As previously shown (Alonso and Stiege, 1991; Fernández et al., 1999), recF15 and ΔrecO cells are very sensitive to H2O2 or MMS exposure (Figures 3C, 4C). The double ΔrecO ΔrarA or recF15 ΔrarA mutant strains were equally sensitive to H2O2 or to MMS as the more sensitive single mutant strain, suggesting epistasis (Figures 3C, 4C and Tables 1, 2). This is consistent with the observation that rarA is epistatic to recA in response to H2O2- or MMS-induced DNA damage (Romero et al., 2019b). Moreover, the ratio of DNA bound to freely moving RarA-mVenus is altered in ΔrecO or recF15 cells upon exposure to DNA damaging agents (Romero et al., 2019a), showing that the genetic interaction is reflected in the presumed activity of RarA. As described for B. subtilis rarA (Figures 3C, 4C), eukaryotic WRNIP1 functions in the same pathway as the Rad51 mediator BRCA2 (Leuzzi et al., 2016).

ΔrarA Partially Suppresses the DNA Repair Defect of ΔrecD2 or ΔrecX Cells Treated With H2O2

The negative modulator RecX has been shown to disassemble RecA nucleoprotein filaments (Cárdenas et al., 2012; Le et al., 2017), but little is known about RecD2, whose function in HR is poorly understood (Walsh et al., 2014; Torres et al., 2017). Investigating the genetic connection between RarA and RecX or RecD2, we found ΔrecX and ΔrecD2 mutants to be sensitive to acute H2O2 or MMS exposure (Figures 3D, 4D), as described earlier (Cárdenas et al., 2012; Torres et al., 2017). The LD99 to H2O2 of the ΔrecD2 ΔrarA or ΔrecX ΔrarA double mutant strain was not significantly different that the ΔrarA strain (Figure 3D and Table 1). However, at a H2O2 dose as high as 2 mM, the survival rate of ΔrecX ΔrarA or ΔrecD2 ΔrarA mutant strain was increased ∼4-fold or ∼100-fold, respectively, compared to the ΔrarA control, suggesting that ΔrecX and ΔrecD2 partially suppress the DNA repair defect in the ΔrarA context at high H2O2 concentrations. With respect to MMS treatment, the ΔrecD2 mutation partially suppressed the DNA repair defect of ΔrecD2 ΔrarA cells (Figure 4D and Table 2), whereas the ΔrecX ΔrarA strain was slightly more sensitive to MMS than the single ΔrecX mutant strain (Figure 4D and Table 2). Thus, while the recX and recD2 deletions have suppressor phenotype to high H2O2 concentrations with regards to the rarA deletion, ΔrecX ΔrarA cells show higher sensitivity to MMS treatment than the ΔrecX control (Figure 4D). Interestingly, RarA-mVenus dynamics decreased in the ΔrecX strain (RarA was more strongly bound to DNA than in wt cells), and the opposite behavior was observed in the ΔrecO or recF15 backgrounds (Romero et al., 2019a). Thus, there is a strong connection between RecX and RarA in a genetic and cell biological aspect.

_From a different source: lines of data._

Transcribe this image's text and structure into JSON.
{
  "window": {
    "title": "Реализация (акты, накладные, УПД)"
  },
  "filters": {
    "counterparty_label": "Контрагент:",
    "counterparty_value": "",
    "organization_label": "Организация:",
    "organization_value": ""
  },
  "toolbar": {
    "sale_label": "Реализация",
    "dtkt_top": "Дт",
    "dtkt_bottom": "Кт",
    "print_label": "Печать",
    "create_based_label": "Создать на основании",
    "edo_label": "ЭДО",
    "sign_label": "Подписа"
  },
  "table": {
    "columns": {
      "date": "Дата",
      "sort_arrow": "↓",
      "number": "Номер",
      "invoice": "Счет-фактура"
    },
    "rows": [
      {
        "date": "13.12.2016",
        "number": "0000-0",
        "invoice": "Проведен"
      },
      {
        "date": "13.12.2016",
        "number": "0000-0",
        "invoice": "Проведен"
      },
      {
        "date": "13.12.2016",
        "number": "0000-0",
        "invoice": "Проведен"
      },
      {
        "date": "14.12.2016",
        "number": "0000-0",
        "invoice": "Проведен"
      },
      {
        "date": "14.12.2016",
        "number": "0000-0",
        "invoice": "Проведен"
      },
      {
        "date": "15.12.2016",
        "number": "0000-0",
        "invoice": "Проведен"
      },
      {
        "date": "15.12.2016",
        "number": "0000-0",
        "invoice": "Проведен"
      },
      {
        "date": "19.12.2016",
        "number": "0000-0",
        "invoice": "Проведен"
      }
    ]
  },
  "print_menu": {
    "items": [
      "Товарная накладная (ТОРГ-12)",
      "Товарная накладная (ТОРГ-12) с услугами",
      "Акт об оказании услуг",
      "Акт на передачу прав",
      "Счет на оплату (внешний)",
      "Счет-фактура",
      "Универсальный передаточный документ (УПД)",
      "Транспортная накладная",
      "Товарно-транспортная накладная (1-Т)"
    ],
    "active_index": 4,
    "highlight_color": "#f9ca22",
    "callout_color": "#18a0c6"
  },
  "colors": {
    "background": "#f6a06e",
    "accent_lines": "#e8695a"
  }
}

The Threshold for Maximal RecA Levels After DNA Damage Is Increased in ΔrarA Cells

The previous results suggest that RarA has two roles: it may protect DNA from deleterious action of recombination proteins, and additionally it may work as a RecA accessory protein, together with the RecO mediator and the RecF modulator. In vitro, B. subtilis RecA⋅ATP cannot nucleate onto SsbA coated ssDNA, and cannot catalyze DNA strand exchange between circular ssDNA and linear duplex in the absence of accessory factors (Lovett and Roberts, 1985; Carrasco et al., 2008, 2015). Thus, RecA activity is regulated by accessory proteins (Cox, 2007).

Damages in the DNA template block DNA replication in a concentration dependent manner, leading to extended ssDNA regions coated by SsbA. B. subtilis RecA⋅ATP acts as a sensor of excessive ssDNA, and with the help of mediators, it assembles onto the SsbA-coated ssDNA to generate RecA (a RecA⋅ATP nucleoprotein filament). When cells are treated with UV light these different dynamic RecA filaments (RecA) chaperone the LexA transcriptional repressor, and facilitate its auto-cleavage (Little, 1991), thereby de-repressing ∼33 genes (recA among them) (Au et al., 2005), and activating the SOS response (Friedberg et al., 2006). A more general RecA-dependent DNA damage response is triggered following MMC-induced replication arrest, with ∼140 genes showing altered expression, including LexA-dependent (e.g., ruvA gene) and LexA-independent (e.g., recN gene) genes (Goranov et al., 2006; Cárdenas et al., 2014). Increased RecA expression can be taken as an indirect, but sensitive, measurement of in vivo RecA nucleation and subsequent polymerization (RecA) (Cárdenas et al., 2012, 2014).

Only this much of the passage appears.